BradSaúde (SAUD3) nasceu para ser uma gigante dos dividendos? Analistas veem potencial de retorno de até 10%
A BradSaúde (SAUD3) mal estreou na bolsa e já começou a alimentar uma tese que costuma atrair muitos investidores: a de se tornar a próxima vaca leiteira da B3, capaz de distribuir dividendos polpudos de forma recorrente.
O gatilho veio nesta semana, com o anúncio do primeiro pagamento de R$ 230 milhões em juros sobre capital próprio (JCP).
Embora o valor não seja expressivo, analistas enxergaram no movimento um sinal importante sobre a política de remuneração que a companhia pode adotar daqui para frente.
Na avaliação de analistas, a reorganização societária do grupo Bradesco criou uma estrutura mais eficiente — o que pode abrir espaço para um dividend yield robusto ao longo dos próximos anos.
Bradsaúde: o potencial que chamou a atenção do mercado
À primeira vista, os proventos anunciados pela Bradsaúde nos últimos dias podem parecer modestos para uma companhia desse porte. Afinal, os JCP correspondem a R$ 0,0787 por ação.
Mas, para os analistas, o primeiro pagamento cumpre um papel simbólico importante.
Mais do que distribuir caixa, a BradSaúde mostra disposição para remunerar os acionistas logo após sua estreia na bolsa.
Para o Itaú BBA, o primeiro JCP funciona como uma sinalização de que a empresa pode caminhar para uma política recorrente de distribuição de resultados.
De onde pode vir um dividend yield de 10%?
O principal catalisador do otimismo com os dividendos futuros da Bradsaúde está menos ligado ao anúncio desta rodada de JCP e mais ao potencial da estrutura criada com a reestruturação de ativos do Bradesco.
“Vemos o anúncio como positivo, pois o mercado tinha dúvidas sobre a capacidade da SAUD3 de pagar juros sobre capital próprio devido à sua estrutura societária complexa, que poderia gerar ineficiências fiscais”, diz o Santander.
Hoje, a Bradesco Saúde S.A. convive com uma carga tributária próxima de 40%.
Segundo analistas, ao utilizar a holding para distribuir JCP entre as empresas do grupo e, posteriormente, aos acionistas minoritários, a BradSaúde consegue capturar ganhos relevantes de eficiência tributária.
É justamente essa engenharia que leva algumas projeções a apontarem um dividend yield próximo de 10% ao longo dos próximos anos.
“Embora seja difícil quantificar o tamanho desse ganho, avaliamos que uma estrutura mais otimizada de JCP pode reduzir a alíquota efetiva de impostos e aumentar o retorno em caixa para os acionistas”, afirma o Itaú BBA.
Segundo estimativas do Santander, o volume anualizado de JCP pode alcançar aproximadamente R$ 920 milhões entre 2026 e 2027.
"Acreditamos que há espaço não só para pagamentos de JCP da BradSaúde aos acionistas minoritários, mas também da Bradesco Saúde S.A. para a holding, trazendo ganhos de eficiência tributária", afirmam os analistas.
Ainda há espaço para valorização?
Além da perspectiva de distribuição de dividendos, os analistas entendem que a ação SAUD3 continua negociando a múltiplos atrativos.
Nas contas do Santander, a BradSaúde é negociada a cerca de a 9,8 vezes os lucros estimados para 2026 e de 9,3 vezes o preço/lucro previsto para 2027.
Se considerado o efeito dos pagamentos de JCP, o valuation ficaria ainda mais barato, com a SAUD3 passando a negociar a 9 vezes o P/L para este ano e a 8,6 vezes o lucro de 2027.
“A BradSaúde opera um negócio resiliente e gerador de caixa, além de ser uma empresa com caixa líquido; na nossa visão, há potencial para revisões positivas de lucro à frente.
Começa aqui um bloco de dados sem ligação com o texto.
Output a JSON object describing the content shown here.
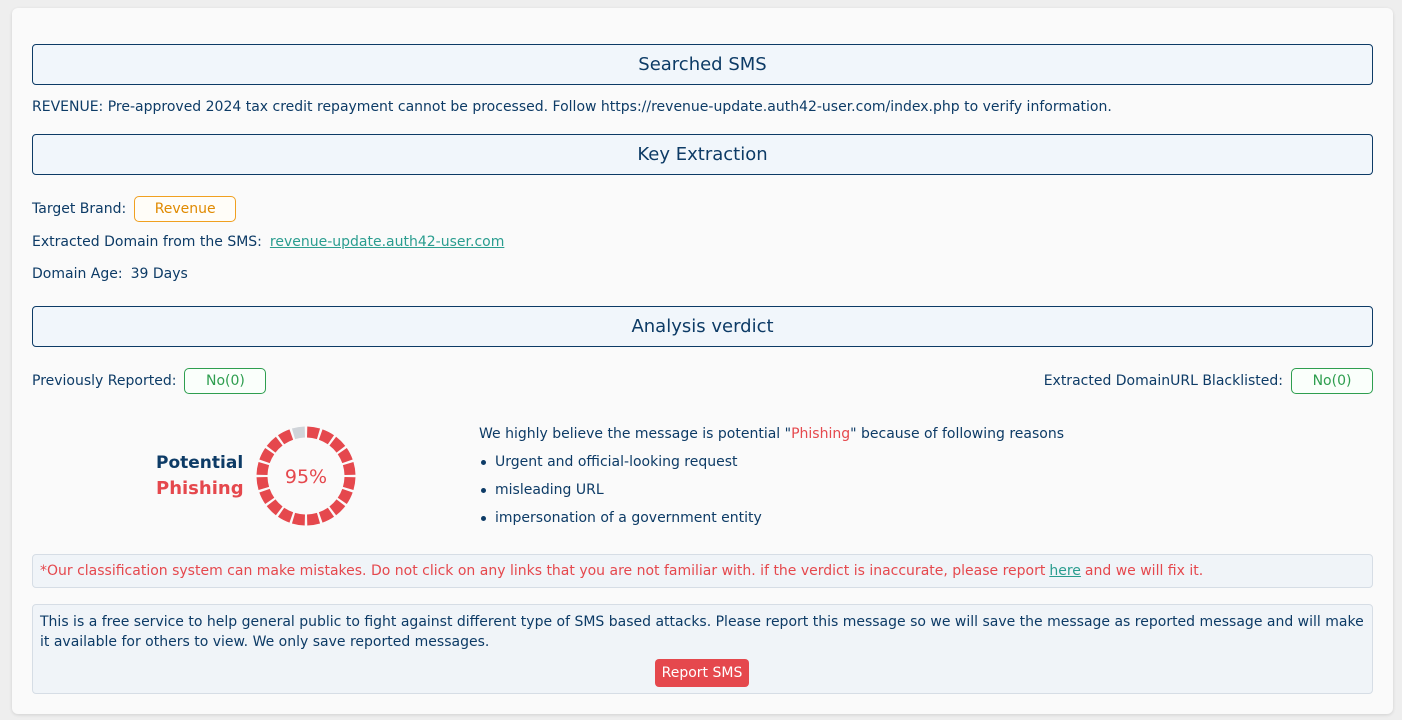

Assim, acreditamos que a ação é uma boa forma de enfrentar a incerteza política e de juros”, avaliam os analistas do Santander.
Os riscos para a tese
Apesar do otimismo, os analistas lembram que a tese depende da capacidade da companhia de manter uma geração consistente de resultados.
O setor de saúde suplementar continua enfrentando desafios conhecidos, como a inflação médica, a necessidade de disciplina na precificação dos planos corporativos e as exigências regulatórias de capital impostas pela Agência Nacional de Saúde Suplementar (ANS).
Também existe a possibilidade de parte da geração de caixa ser direcionada para investimentos e expansão da operação, reduzindo o montante disponível para distribuição aos acionistas.